Monday, May 21, 2007

Chrysler group's new frame of mind: Free at last!

Chrysler exec John Felice: Pleased with the company's new owner.

Lindsay Chappell
Automotive News
May 21, 2007 - 1:00 am

For nine years, Chrysler's U.S. employees have been gamely adjusting to top managers in a foreign land with foreign ways.

Now, with the impending breakup of German Daimler and American Chrysler, a loud exhalation is emanating from the Chrysler group's headquarters in Auburn Hills, Mich.

Some Chrysler employees are still stunned. But others are starting to perk up. For the first time since 1998, they can just relax and be American.

"Before the merger," comments one longtime manager, "we'd get together to look at an issue. We'd say, 'We should do this.' And so we'd do it. But with Daimler, everything had to go through a formalized process of meetings and reviews and different committees. That just wasn't our style. We knew how fast we could run."

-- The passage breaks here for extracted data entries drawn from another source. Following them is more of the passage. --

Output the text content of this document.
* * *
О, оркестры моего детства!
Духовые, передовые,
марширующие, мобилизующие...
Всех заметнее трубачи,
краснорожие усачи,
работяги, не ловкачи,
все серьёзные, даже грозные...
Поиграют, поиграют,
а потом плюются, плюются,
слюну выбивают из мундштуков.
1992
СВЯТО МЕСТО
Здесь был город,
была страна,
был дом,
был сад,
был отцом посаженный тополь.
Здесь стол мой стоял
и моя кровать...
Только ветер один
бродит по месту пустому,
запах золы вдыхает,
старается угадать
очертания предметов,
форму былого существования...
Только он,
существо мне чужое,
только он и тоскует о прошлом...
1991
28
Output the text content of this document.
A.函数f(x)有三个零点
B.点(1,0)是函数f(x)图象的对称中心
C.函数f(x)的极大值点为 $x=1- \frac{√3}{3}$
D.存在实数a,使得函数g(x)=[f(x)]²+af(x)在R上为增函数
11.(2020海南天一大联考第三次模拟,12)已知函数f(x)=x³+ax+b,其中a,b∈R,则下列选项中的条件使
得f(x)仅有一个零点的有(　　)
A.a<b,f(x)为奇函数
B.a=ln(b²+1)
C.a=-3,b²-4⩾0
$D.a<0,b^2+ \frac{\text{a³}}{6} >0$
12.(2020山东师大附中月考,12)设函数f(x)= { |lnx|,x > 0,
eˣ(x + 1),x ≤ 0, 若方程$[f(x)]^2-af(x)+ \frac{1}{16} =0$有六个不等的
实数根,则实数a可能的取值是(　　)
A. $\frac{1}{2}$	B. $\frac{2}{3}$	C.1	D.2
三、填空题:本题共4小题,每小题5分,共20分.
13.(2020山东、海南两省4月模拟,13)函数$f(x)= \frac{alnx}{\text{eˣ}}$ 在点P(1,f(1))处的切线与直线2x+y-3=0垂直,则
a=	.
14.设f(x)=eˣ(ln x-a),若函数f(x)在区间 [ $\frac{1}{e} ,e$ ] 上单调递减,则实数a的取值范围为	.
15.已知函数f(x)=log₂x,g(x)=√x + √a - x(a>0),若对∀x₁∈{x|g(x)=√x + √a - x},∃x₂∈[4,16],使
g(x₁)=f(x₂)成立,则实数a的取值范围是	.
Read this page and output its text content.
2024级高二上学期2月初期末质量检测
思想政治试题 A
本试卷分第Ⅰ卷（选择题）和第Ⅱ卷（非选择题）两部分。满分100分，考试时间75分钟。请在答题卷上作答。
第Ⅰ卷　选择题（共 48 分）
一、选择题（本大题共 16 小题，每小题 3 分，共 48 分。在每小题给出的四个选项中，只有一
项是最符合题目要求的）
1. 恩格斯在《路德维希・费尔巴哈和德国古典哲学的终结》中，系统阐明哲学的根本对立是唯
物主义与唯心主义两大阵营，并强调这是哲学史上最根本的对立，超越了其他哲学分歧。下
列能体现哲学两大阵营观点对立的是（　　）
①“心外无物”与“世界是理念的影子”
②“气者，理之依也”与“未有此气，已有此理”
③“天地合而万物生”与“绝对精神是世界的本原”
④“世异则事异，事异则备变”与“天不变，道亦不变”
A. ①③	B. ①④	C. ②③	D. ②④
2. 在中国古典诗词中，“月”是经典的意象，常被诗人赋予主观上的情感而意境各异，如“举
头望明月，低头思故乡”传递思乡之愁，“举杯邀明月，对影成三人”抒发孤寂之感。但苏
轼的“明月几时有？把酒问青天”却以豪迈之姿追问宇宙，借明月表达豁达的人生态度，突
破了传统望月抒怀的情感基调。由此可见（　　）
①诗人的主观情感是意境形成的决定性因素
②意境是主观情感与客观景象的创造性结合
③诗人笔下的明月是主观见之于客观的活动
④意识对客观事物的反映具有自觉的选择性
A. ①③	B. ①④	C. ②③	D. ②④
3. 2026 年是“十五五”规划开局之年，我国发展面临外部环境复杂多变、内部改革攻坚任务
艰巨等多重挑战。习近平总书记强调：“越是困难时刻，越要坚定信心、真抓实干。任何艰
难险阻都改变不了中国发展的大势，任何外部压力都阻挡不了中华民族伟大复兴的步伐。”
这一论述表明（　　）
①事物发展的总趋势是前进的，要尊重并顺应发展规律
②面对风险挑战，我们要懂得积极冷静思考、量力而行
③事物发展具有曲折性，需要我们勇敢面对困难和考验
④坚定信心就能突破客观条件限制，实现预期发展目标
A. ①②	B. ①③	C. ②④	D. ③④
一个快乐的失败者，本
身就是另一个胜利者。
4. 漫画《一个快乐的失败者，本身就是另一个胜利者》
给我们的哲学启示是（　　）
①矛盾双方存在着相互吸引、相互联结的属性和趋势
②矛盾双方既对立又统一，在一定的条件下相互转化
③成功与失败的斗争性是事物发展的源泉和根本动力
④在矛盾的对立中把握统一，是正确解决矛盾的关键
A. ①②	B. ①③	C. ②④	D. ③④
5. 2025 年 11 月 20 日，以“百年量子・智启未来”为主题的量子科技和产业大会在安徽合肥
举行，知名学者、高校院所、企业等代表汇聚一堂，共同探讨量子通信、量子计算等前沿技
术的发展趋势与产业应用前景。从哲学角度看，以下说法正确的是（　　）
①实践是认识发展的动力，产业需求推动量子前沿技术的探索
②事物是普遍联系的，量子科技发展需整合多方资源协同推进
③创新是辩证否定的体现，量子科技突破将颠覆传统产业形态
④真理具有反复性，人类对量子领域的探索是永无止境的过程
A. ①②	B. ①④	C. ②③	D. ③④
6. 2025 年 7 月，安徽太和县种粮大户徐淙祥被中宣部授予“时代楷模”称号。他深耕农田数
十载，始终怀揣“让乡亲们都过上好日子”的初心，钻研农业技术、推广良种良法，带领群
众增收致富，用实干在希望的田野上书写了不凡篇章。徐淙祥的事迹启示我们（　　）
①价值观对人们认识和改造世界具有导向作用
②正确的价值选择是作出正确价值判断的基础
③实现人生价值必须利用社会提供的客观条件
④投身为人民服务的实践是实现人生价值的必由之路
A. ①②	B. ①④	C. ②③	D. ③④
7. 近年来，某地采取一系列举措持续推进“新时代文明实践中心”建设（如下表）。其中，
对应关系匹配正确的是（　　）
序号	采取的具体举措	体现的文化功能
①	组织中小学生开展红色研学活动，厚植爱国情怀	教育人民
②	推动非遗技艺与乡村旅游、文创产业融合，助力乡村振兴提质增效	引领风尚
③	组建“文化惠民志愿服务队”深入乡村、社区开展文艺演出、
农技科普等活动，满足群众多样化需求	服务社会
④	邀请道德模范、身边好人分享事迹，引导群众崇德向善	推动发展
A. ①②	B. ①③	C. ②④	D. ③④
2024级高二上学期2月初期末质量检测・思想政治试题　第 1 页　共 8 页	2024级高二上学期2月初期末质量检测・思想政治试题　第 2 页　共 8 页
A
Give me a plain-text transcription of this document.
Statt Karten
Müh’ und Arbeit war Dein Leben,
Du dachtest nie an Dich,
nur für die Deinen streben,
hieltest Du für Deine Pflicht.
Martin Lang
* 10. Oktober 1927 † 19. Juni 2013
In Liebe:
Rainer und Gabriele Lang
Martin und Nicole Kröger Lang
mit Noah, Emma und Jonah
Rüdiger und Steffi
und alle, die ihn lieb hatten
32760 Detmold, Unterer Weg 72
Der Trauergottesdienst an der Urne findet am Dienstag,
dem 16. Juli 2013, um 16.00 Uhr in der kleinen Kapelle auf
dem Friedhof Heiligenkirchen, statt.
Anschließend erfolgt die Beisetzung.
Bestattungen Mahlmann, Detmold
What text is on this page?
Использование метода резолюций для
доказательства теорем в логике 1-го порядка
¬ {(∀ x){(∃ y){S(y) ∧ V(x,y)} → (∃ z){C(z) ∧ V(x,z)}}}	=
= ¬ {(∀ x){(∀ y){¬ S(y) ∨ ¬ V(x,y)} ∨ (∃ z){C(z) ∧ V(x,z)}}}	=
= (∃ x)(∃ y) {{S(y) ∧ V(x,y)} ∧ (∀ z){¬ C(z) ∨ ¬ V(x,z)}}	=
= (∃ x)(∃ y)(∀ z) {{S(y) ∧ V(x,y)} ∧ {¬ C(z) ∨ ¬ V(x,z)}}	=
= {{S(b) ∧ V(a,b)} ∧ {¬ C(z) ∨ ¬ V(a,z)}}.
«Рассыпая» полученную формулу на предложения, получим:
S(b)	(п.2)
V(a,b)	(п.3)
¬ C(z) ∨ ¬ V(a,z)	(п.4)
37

One former Chrysler group executive says he was dismayed to sit through meetings in Germany where conversation was limited to an agenda, blocking out other issues that needed to be discussed.

Meanwhile, German executives were often critical of their Chrysler counterparts, complaining that the Michigan personnel often were unprepared for discussions and lax about details.

In 1999, Chrysler President Tom Stallkamp was fired after blowing up over what he felt to be the Germans' tedious and time-consuming habits in meetings.

Among other things, he had grown exasperated over Daimler executives' predilection for compiling agendas and data in notebooks before a meeting could occur.

John Felice, Chrysler's vice president of manufacturing, technology and global enterprise, is pleased with the company's new owner. DaimlerChrysler AG agreed to sell a majority share of the Chrysler group to investor Cerberus Capital Management LP.

At the Automotive News Manufacturing Conference in Nashville last week, Felice said the Chrysler group had devised the turnaround plan before DaimlerChrysler decided to sell. Cerberus management has fully endorsed it, he said.

"They said, 'It's yours to deliver,'" Felice said. "They said, 'We're here to support you; we have resources for you. Use them or don't use them as you see fit.' "

Says another manager now: "We're really looking forward to going it alone now. There's something liberating about it."